Saúl, en cambio, en vez de cuidar a los enfermos tendía a esperar a que todos se fueran para estar con la ocupante del cuarto veintidós, aunque fuera detrás de la puerta. Siempre era así, antes de que amaneciera. Se levantaba a poner los granos de café molido en la cafetera, después iba al cuarto de ella, se recargaba en lo frió del metal a esperar el oír algún ruido, si no sucedía, a veces, hacia sonidos para despertar su atención y empezar con el ritual, que él había implementado desde que la acarreó envuelta en un costal sobre sus hombros, que consistía en pasarle un pequeño lápiz de goma y luego esperar los alaridos de ella irrumpiendo en sus oídos arrancándole las membranas, entonces venía su turno para recibir aquella barrita y pasándoselo por entre los labios probaba los jugos de ella, entonces era tiempo para jugar las palabras por la rendija que se habría entre la puerta. Eso era cada jueves, en la madrugada, esperando una oportunidad, una palabra que hoy por fin había conseguido.
Ahora había estado tratando de dar forma a la idea que le rondaba por la cabeza desde que ella llegó a la casa, hacía once meses atrás. El se iría de vacaciones nadie recriminaría, después de todo nadie recriminaba nunca: eran personas por las que nadie daría un centavo de aire; eran personas que habían dejado de serlo y que se convirtieron en figuras confusas que nadie reclamaría ni lloraría; axiomas de ausencia, sin cólera ni valor por vivir. Estaba, además, ese calor que sentía. Aun apagado por él mismo se dejaba exhibir cada jueves detrás de la celda. No podía renunciar a esta oportunidad. Las llaves del cuarto sólo las tenía la doctora y nunca se las prestaba a ningún empleado más, pero como si el destino le hubiera puesto las formas en el camino, el día anterior, Mayra, le proporcionó la entrada al lugar y él había aprovechado para sacar una copia que destruiría después de esta noche.
—Saúl tome las llaves y saque al patio al del cuarto del fondo del pasillo tiene visita yo ahora estoy ocupada en otros asuntos y no puedo hacerme cargo… —le había dicho ella la mañana anterior—. Además, creo, ya es tiempo de que se lo diga, usted es de todas mis confianzas y, sin rodeos, le digo don Saúl una vez que regrese de vacaciones será usted ya no guardia sino mi colaborador…
—Pero srita yo…—dijo Saúl con falta modestia.
—Sí, como lo oye me ayudara usted con la atención a los internos y a…, ya yo abogué por usted frente al director…, por ahora vaya y saque a ese interno que le dije y de una vez aprovecho para desearle un feliz viaje, que bien se que hoy sale usted de vacaciones.
—Si usted me lo permite señorita —replicó él, esa mañana, con cierto nerviosismo— mañana también vendré a trabajar ya ve que es jueves y los jueves no hay nadie quien atienda a los del pasillo C —había inquirido él con un tono amable cuidándose de no mostrar la idea que se había formado en su mente.

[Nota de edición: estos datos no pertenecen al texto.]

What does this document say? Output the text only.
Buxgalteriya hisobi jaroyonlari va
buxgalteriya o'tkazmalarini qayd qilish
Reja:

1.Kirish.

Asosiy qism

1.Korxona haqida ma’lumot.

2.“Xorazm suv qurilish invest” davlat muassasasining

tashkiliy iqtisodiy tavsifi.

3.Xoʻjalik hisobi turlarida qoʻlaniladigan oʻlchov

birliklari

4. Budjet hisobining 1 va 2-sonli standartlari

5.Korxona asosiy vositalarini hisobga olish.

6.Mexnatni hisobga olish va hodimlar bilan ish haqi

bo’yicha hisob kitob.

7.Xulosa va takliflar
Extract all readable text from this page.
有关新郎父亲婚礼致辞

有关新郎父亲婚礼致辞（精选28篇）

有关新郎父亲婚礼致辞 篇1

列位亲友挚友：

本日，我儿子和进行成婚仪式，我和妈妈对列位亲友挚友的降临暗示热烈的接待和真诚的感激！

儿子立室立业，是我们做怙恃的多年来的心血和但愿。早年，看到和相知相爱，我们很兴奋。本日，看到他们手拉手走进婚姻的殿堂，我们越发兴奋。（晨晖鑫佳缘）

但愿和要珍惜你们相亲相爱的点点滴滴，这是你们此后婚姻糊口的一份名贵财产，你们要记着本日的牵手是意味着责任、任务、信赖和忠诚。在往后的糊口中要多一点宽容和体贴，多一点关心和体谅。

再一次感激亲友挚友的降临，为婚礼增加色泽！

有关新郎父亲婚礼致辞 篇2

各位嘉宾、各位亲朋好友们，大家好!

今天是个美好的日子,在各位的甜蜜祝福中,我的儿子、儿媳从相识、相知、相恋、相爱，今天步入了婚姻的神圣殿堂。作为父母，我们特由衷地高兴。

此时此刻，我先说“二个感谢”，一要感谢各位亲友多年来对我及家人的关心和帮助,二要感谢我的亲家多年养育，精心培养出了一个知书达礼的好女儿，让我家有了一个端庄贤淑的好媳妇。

—De ninguna manera —había reclamado ella con tono enérgico y apurada en varios papeles regados sobre el escritorio, después acomodándose los lentes y con tono de cuestión—: en tantos años de trabajo en este lugar, me dicen que usted ha tomado sólo vacaciones un par de veces, es justo que se tome estas, además ya habrá quien cuide a los enfermos, no se preocupe por eso, y ande vaya por el del pasillo del fondo que lo han de estar esperando.
—Como usted diga señorita.
—Ya ve Saúl, a veces la vida puede ser bella.
—Um.
—Vamos anímese, es como si en vez de ir a sus vacaciones fuera usted a su propio entierro. —terminó atareándose de nuevo sobre la pila de hojas.
Saúl no contestó sólo respondió la orden con una mueca de risa fingida. Durante todo el día ya había estado planeando algo. La repentina negativa de Mayra no le importaba, de cualquier modo podría venir mañana al hospital con cualquier pretexto. Nadie sospecharía, nadie podría sospechar. Todos confiaban en él. Después de todo era Saúl, no Francisco el que se quedaba dormido o el que renegaba por todo o Manuel que nunca quería quedarse a doblar turno los jueves. En cambio él siempre estaba ahí cuando lo necesitaban: “Saúl quédate tiempo extra. Saúl necesito que me ayudes con la del cuarto siete, Saúl necesito que me auxilies a bañar al del nueve, Saúl…, Saúl...” y el para todo tenia siempre un sí. Nunca había renegado de nada ni del sueldo, ni siquiera del día aquel en que el imbécil de Bóltom le reventó la cabeza de un solo manotazo, jamás dijo nada, ni se quejo. Es justo que hoy me cobre había pensado.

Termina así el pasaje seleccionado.